徐々に掠れていったミコの声は、完全に聞こえなくなってしまった。

フトの心配

 

「…………」

 

見るも明らかに、フトが落ち込んでいた。
原因は、言うまでもないだろう。
ミコが完全に喋れなくなってからというもの、推進派と反対派のいざこざは増すばかりだった。
その仲裁に動いていたフトが、この通りだからだ。

 

「我は…どうすればいいか分からなくなってしまった。開拓を進めるべきなのか、初代王の遺言通り止めるべきなのか。
 推進派も反対派ももっともらしいことを言っているが、我には自分にとって都合のいいことを言っているようにしか聞こえぬ。
 それにな、この地で起きている異変が、開拓のせいばかりではないように思えてきた。

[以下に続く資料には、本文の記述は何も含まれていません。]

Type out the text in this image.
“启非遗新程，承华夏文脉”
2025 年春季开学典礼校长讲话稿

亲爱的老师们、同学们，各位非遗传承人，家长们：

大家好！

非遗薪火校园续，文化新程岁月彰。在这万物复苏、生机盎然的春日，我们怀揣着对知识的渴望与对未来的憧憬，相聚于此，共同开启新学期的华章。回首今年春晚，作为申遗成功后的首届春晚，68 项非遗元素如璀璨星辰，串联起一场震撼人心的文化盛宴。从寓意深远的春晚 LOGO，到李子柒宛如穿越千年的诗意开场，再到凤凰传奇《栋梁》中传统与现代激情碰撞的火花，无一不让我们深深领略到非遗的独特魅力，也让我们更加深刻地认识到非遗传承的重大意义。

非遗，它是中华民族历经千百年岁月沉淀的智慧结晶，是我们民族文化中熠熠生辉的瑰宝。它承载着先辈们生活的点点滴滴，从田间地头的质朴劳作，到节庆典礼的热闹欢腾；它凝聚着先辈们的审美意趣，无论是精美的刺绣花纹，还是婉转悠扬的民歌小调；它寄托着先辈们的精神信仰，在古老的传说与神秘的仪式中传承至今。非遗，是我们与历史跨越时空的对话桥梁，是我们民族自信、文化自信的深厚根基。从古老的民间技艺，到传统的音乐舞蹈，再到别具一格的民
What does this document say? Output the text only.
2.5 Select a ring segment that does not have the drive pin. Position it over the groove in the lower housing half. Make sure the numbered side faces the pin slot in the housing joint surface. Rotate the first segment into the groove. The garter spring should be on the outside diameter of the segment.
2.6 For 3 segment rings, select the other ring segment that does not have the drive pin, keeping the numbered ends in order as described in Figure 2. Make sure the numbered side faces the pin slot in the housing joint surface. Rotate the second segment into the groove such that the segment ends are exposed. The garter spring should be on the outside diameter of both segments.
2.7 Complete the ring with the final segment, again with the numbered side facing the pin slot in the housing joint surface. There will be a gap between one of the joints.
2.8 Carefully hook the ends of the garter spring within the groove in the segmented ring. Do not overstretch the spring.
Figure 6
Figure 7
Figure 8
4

今までこの辺りでは見られなかった魔物が増えてきた…。
 ミコ様も、なにゆえもっとはっきり教えて下さらなかったのか?
 それとも、会話も出来ないほどに身も心も毛玉になってしまったのか…?」

 

落ち着くべきまずは落ち着くべき。感情的になるばかりでは何も解決しない。

 

「…そうだな。
 ミコ様の言葉には、何かのヒントがあるはずだ。もう少し考えてみようと思う」

ふらっと皇帝

「迷っているようだな、PC」

 

突然ふらっと現れたのは、皇帝…マティウスだ。

 

「これからどうすればいいか分からない…という顔だな」

 

お前は何か分かるんですかねぇ?教えるべき

 

「よかろう」

 

ほうお前はなかなか賢いようだなジュースを奢ってやろう。

 

「要らぬ。それより、七星剣のことは調べたのか?」

 

七星剣のこと? …そんなに重要な物なのだろか?

 

「当然だ。初代王の遺品なのだからな」

 

そうか…じゃあ図書館に行ってみよう。